Can GLP-1 RAs and SGLT2 inhibitors be used together safely?

Both drug classes protect the heart and kidneys through different and complementary mechanisms, providing a strong biological rationale for combination therapy. Combination use is practiced clinically and is increasingly supported by guidelines. However, potential overlapping risks — including hypotension, volume depletion, and urinary tract infections — require careful monitoring of blood pressure, electrolytes, and kidney function. The decision to combine these agents should be made with your specialist, who can assess your individual risk-benefit profile.
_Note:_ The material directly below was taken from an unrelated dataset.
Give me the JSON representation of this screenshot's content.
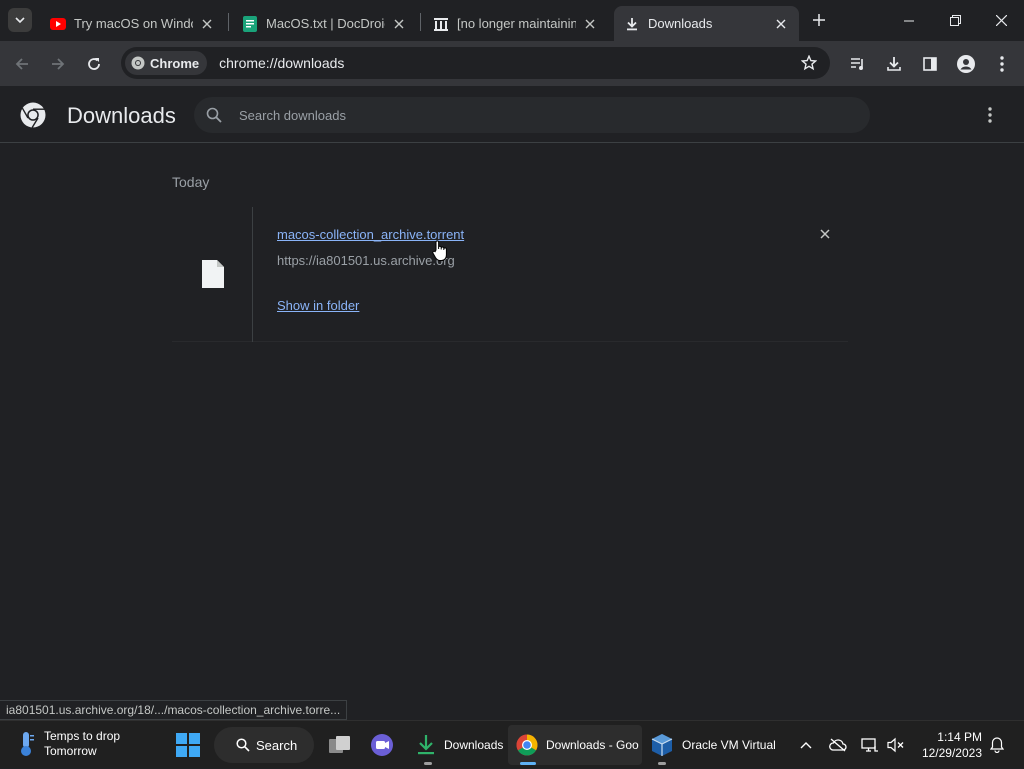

At what stage of CKD is semaglutide most beneficial, according to FLOW?

The FLOW trial enrolled patients with eGFR in the range of 25–75 mL/min/1.73m² and albuminuria (UACR ≥300 mg/g or higher). Kidney benefits were most pronounced in patients with higher levels of albuminuria, suggesting that patients with active glomerular inflammation and damage derive the greatest benefit. Patients with very advanced CKD (eGFR <15, end-stage renal disease) were excluded from FLOW, so evidence in that population remains limited. Your nephrologist is best positioned to advise you based on your specific eGFR and urine albumin values.

How long does it take before cardiovascular and kidney benefits become apparent?

In the SELECT and FLOW trials, Kaplan-Meier event curves began diverging meaningfully within the first 6–12 months of treatment. However, the full magnitude of the benefit — particularly for kidney protection — accumulates progressively over years of continued therapy. This underscores the importance of long-term adherence: stopping the medication reverses the sustained benefit that depends on continuous pharmacological engagement. Your physician will help you determine treatment duration based on your individual clinical trajectory.

This content is curated from publicly available medical research data for educational purposes and does not replace the diagnosis or prescription of a medical professional. Always consult your physician before any treatment decision.